The majority will mow their lawns for the last time in October or November and then let their gardens survive the chilly winter on their own. However, by spending a little more time preparing for colder weather, it will look its best in spring, and with careful planting, you can have a green garden all year long.
Tips to help you prepare your garden for winter
Protect your plants
For winter protection, move any pots containing delicate plants like Agapanthus, Cannas, or palms into a greenhouse or conservatory. To shield them from the frost, cover the trunks of any palm trees that are buried with horticultural fleece and place a thick layer of bark mulch around the base of any other delicate species, such as Japanese maples.
Trim your borders
When annuals have completed blooming and herbaceous perennials in your borders start to fall back, prune them back to the ground. Additionally, it is worthwhile to thoroughly clean up your borders by getting rid of any weeds, dead foliage, and leaves.

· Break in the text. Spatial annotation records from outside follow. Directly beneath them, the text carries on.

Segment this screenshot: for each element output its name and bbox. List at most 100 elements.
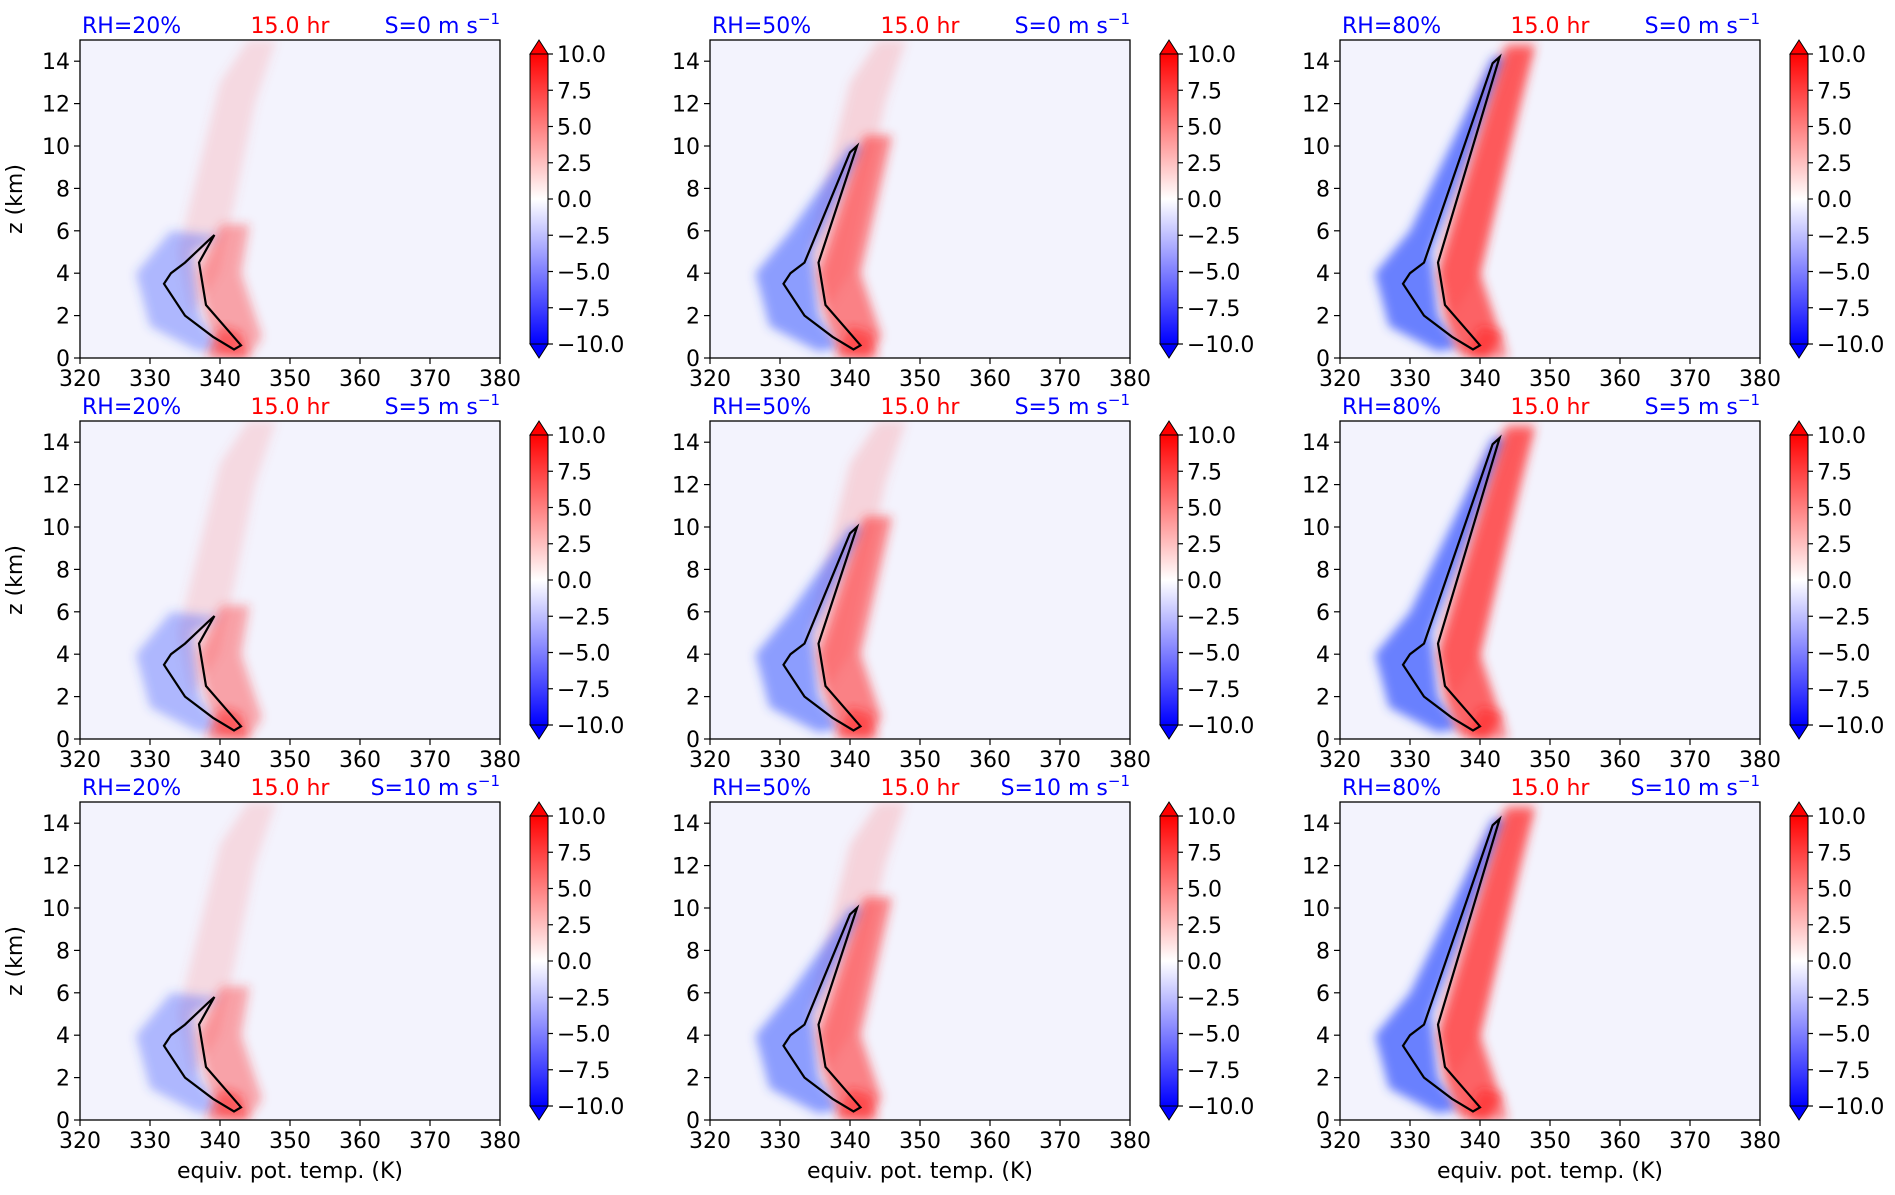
positive-limb	[1438, 808, 1535, 1120]
negative-limb	[136, 230, 222, 352]
shear-title-exponent: −1	[1108, 391, 1130, 409]
anomaly-field	[1375, 40, 1536, 358]
y-tick-label: 8	[1316, 558, 1330, 583]
y-tick-label: 2	[686, 686, 700, 711]
x-tick-label: 380	[1739, 748, 1781, 773]
colorbar-body	[1159, 53, 1179, 345]
shear-title: S=5 m s−1	[1015, 391, 1130, 420]
colorbar-extend-min	[529, 1105, 549, 1121]
x-tick-label: 350	[899, 1129, 941, 1154]
anomaly-field	[136, 40, 276, 358]
y-tick-label: 2	[56, 305, 70, 330]
rh-title: RH=50%	[712, 395, 811, 420]
x-tick-label: 320	[689, 367, 731, 392]
y-tick-label: 14	[672, 50, 700, 75]
colorbar-tick-label: 0.0	[557, 569, 592, 594]
x-tick-label: 380	[1739, 367, 1781, 392]
shear-title-exponent: −1	[1738, 10, 1760, 28]
colorbar-extend-max	[1789, 39, 1809, 55]
x-tick-label: 370	[1039, 748, 1081, 773]
y-tick-label: 0	[686, 347, 700, 372]
colorbar-tick-label: −7.5	[557, 297, 610, 322]
shear-title-main: S=5 m s	[1645, 395, 1738, 420]
x-tick-label: 370	[409, 367, 451, 392]
y-tick-label: 6	[1316, 982, 1330, 1007]
colorbar-tick-label: 7.5	[1187, 460, 1222, 485]
colorbar-tick-label: 0.0	[1817, 950, 1852, 975]
shear-title: S=10 m s−1	[371, 772, 500, 801]
y-tick-label: 0	[56, 728, 70, 753]
y-tick-label: 10	[42, 135, 70, 160]
colorbar-extend-min	[1789, 1105, 1809, 1121]
colorbar: 10.0 7.5 5.0 2.5 0.0 −2.5 −5.0 −7.5 −10.0	[1159, 801, 1254, 1121]
x-tick-label: 380	[479, 1129, 521, 1154]
y-tick-label: 14	[42, 812, 70, 837]
colorbar: 10.0 7.5 5.0 2.5 0.0 −2.5 −5.0 −7.5 −10.0	[1789, 39, 1884, 359]
y-tick-label: 12	[42, 93, 70, 118]
x-tick-label: 350	[269, 748, 311, 773]
colorbar-tick-label: 10.0	[1817, 43, 1866, 68]
shear-title-exponent: −1	[1108, 772, 1130, 790]
rh-title: RH=20%	[82, 14, 181, 39]
y-axis-label: z (km)	[3, 164, 28, 234]
x-tick-label: 320	[59, 367, 101, 392]
colorbar: 10.0 7.5 5.0 2.5 0.0 −2.5 −5.0 −7.5 −10.0	[529, 801, 624, 1121]
colorbar-tick-label: 2.5	[1187, 533, 1222, 558]
colorbar-tick-label: −2.5	[1817, 224, 1870, 249]
colorbar-tick-label: 7.5	[557, 460, 592, 485]
contour-line	[162, 996, 243, 1113]
contour-line	[782, 904, 863, 1113]
colorbar-tick-label: −10.0	[1817, 1095, 1884, 1120]
x-tick-label: 360	[1599, 748, 1641, 773]
contour-line	[782, 142, 863, 351]
colorbar: 10.0 7.5 5.0 2.5 0.0 −2.5 −5.0 −7.5 −10.0	[1789, 801, 1884, 1121]
anomaly-field	[755, 802, 906, 1120]
surface-warm-core	[1466, 326, 1508, 358]
colorbar-tick-label: −10.0	[1187, 1095, 1254, 1120]
negative-limb	[136, 992, 222, 1114]
y-tick-label: 2	[56, 686, 70, 711]
shear-title: S=10 m s−1	[1631, 772, 1760, 801]
y-tick-label: 6	[1316, 220, 1330, 245]
x-tick-label: 370	[1669, 748, 1711, 773]
x-tick-label: 370	[409, 1129, 451, 1154]
anomaly-field	[136, 802, 276, 1120]
x-tick-label: 330	[129, 1129, 171, 1154]
time-title: 15.0 hr	[1511, 776, 1591, 801]
colorbar-tick-label: 5.0	[1817, 497, 1852, 522]
positive-limb	[199, 224, 262, 358]
y-tick-label: 10	[1302, 135, 1330, 160]
colorbar-tick-label: −7.5	[557, 678, 610, 703]
x-tick-label: 380	[479, 367, 521, 392]
y-tick-label: 0	[56, 347, 70, 372]
surface-warm-core	[206, 1088, 248, 1120]
positive-limb	[1438, 427, 1535, 739]
colorbar-tick-label: 5.0	[1817, 878, 1852, 903]
colorbar-extend-max	[1159, 39, 1179, 55]
colorbar-tick-label: 0.0	[557, 950, 592, 975]
x-tick-label: 370	[1039, 367, 1081, 392]
colorbar-extend-min	[1159, 343, 1179, 359]
panel-8: 320 330 340 350 360 370 380 0 2 4 6 8 10 12 14 equiv. p…	[1302, 772, 1884, 1184]
colorbar-tick-label: 2.5	[557, 914, 592, 939]
x-tick-label: 330	[759, 1129, 801, 1154]
x-tick-label: 350	[1529, 748, 1571, 773]
colorbar-tick-label: 10.0	[557, 43, 606, 68]
y-tick-label: 12	[1302, 93, 1330, 118]
colorbar: 10.0 7.5 5.0 2.5 0.0 −2.5 −5.0 −7.5 −10.0	[1159, 420, 1254, 740]
x-tick-label: 350	[899, 367, 941, 392]
colorbar-tick-label: −5.0	[557, 642, 610, 667]
rh-title: RH=80%	[1342, 14, 1441, 39]
colorbar-tick-label: 10.0	[1187, 424, 1236, 449]
y-tick-label: 2	[686, 305, 700, 330]
colorbar-tick-label: −10.0	[557, 1095, 624, 1120]
shear-title-exponent: −1	[478, 10, 500, 28]
panel-2: 320 330 340 350 360 370 380 0 2 4 6 8 10 12 14 RH=80% 15…	[1302, 10, 1884, 392]
shear-title: S=10 m s−1	[1001, 772, 1130, 801]
y-tick-label: 0	[686, 1109, 700, 1134]
surface-warm-core	[206, 326, 248, 358]
x-tick-label: 340	[829, 1129, 871, 1154]
shear-title-exponent: −1	[478, 391, 500, 409]
colorbar: 10.0 7.5 5.0 2.5 0.0 −2.5 −5.0 −7.5 −10.0	[529, 420, 624, 740]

Trim the edges of your lawn and remove any wasted stems from perennials but retain any plants that have attractive seed heads since they look amazing when they are frozen. Similarly, wait until late February to prune deciduous grasses because the fallen foliage also shields the plant’s crown.
Fix garden structures
The best time to perform any necessary repairs on your greenhouse, garden shed, or fencing is right after your trees, borders, and structural shrubs have been pruned back. Pay close attention to any signs of wood rot or infestations. If after close inspection it appears that your garden structure is a little beyond repair, now would be a good time to consider installing a new summer house too.

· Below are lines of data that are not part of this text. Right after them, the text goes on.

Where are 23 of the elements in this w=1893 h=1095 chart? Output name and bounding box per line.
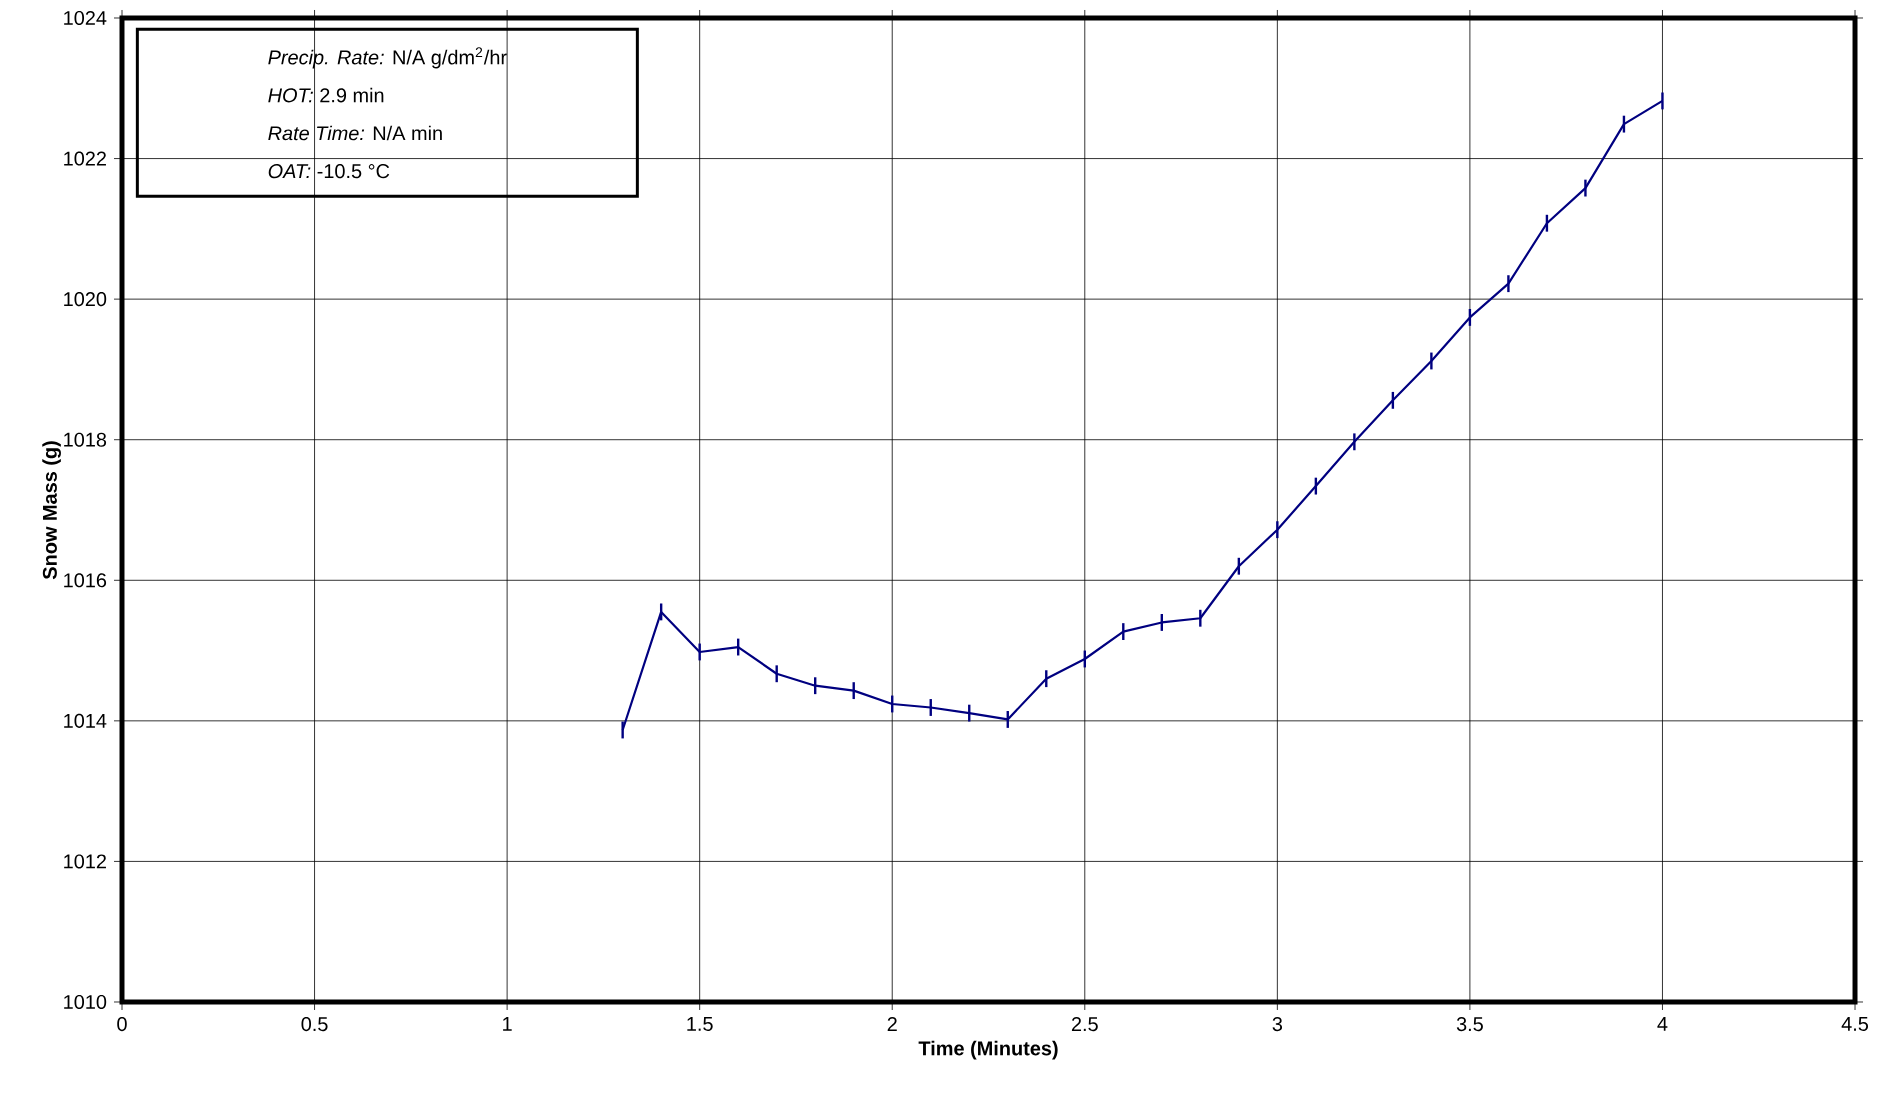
x-tick-label: 4.5	[1841, 1017, 1869, 1031]
x-tick-label: 2	[887, 1017, 897, 1031]
x-tick-label: 3.5	[1456, 1017, 1483, 1032]
x-tick-label: 1.5	[687, 1017, 713, 1031]
y-tick-label: 1010	[64, 994, 107, 1010]
y-tick-label: 1014	[64, 713, 107, 728]
annotation: Rate Time: N/A min	[268, 125, 442, 141]
x-tick-label: 2.5	[1071, 1017, 1098, 1032]
x-tick-label: 4	[1657, 1017, 1668, 1031]
y-tick-label: 1024	[64, 10, 107, 26]
y-tick-label: 1022	[64, 151, 106, 166]
y-tick-label: 1016	[64, 573, 107, 588]
x-tick-label: 3	[1272, 1017, 1283, 1032]
y-tick-label: 1012	[64, 854, 106, 869]
y-tick-label: 1020	[64, 292, 107, 307]
x-axis-title: Time (Minutes)	[918, 1040, 1058, 1060]
x-tick-label: 1	[503, 1017, 512, 1031]
annotation: HOT: 2.9 min	[268, 87, 384, 103]
annotation: OAT: -10.5 °C	[268, 164, 390, 179]
y-axis-title: Snow Mass (g)	[42, 441, 61, 580]
x-tick-label: 0	[117, 1017, 127, 1032]
y-tick-label: 1018	[64, 432, 107, 447]
x-tick-label: 0.5	[301, 1017, 328, 1032]
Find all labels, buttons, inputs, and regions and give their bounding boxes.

Pay close attention to trees and vegetation
To improve the overall shape of your structural shrubs, prune any stray branches, and if necessary, give your hedges one last trim before the first frost. Remove the dead or damaged branches to stop the stems from rubbing against one another and developing wounds or abnormalities.
Clean up ponds and water features
Try to avoid having leaves accumulate in your pond or water feature by temporarily covering it with a net during late autumn. This is the best time to clean your pond if it hasn’t been cleaned in a while and is starting to appear murky. If you have fish in the pond, try to be watchful during frosts to prevent the water’s surface from freezing completely; even just keeping a ball ready to float on the surface will work.
Clean roads and pavement
Once the trees have shed their leaves, clean up all the leaves and debris (it’s less demanding while things are still dry). Before the first frost, it’s also practical to thoroughly clean your pavement with a brush and soapy water so that it will be less greasy and safer throughout the winter months. Alternately, if you have a pressure washer, a good blast will do the trick.
Winter is a somewhat low-activity season for the garden, making it the perfect opportunity to complete any work you may have put off. Gardeners with experience are also aware that, despite the end of the growing season, there is still plenty of work to be done and that spring is just a few months away. Anything that is done now will lessen the burden of work afterwards.
It’s really tempting to tear everything out and till or churn the earth at the end of the season when things begin to die and look depressing. However, turning over your soil exposes all the beneficial components to the chilly winter weather.
Look out for mistakes like this and use the tips listed above to get your garden in good winter shape.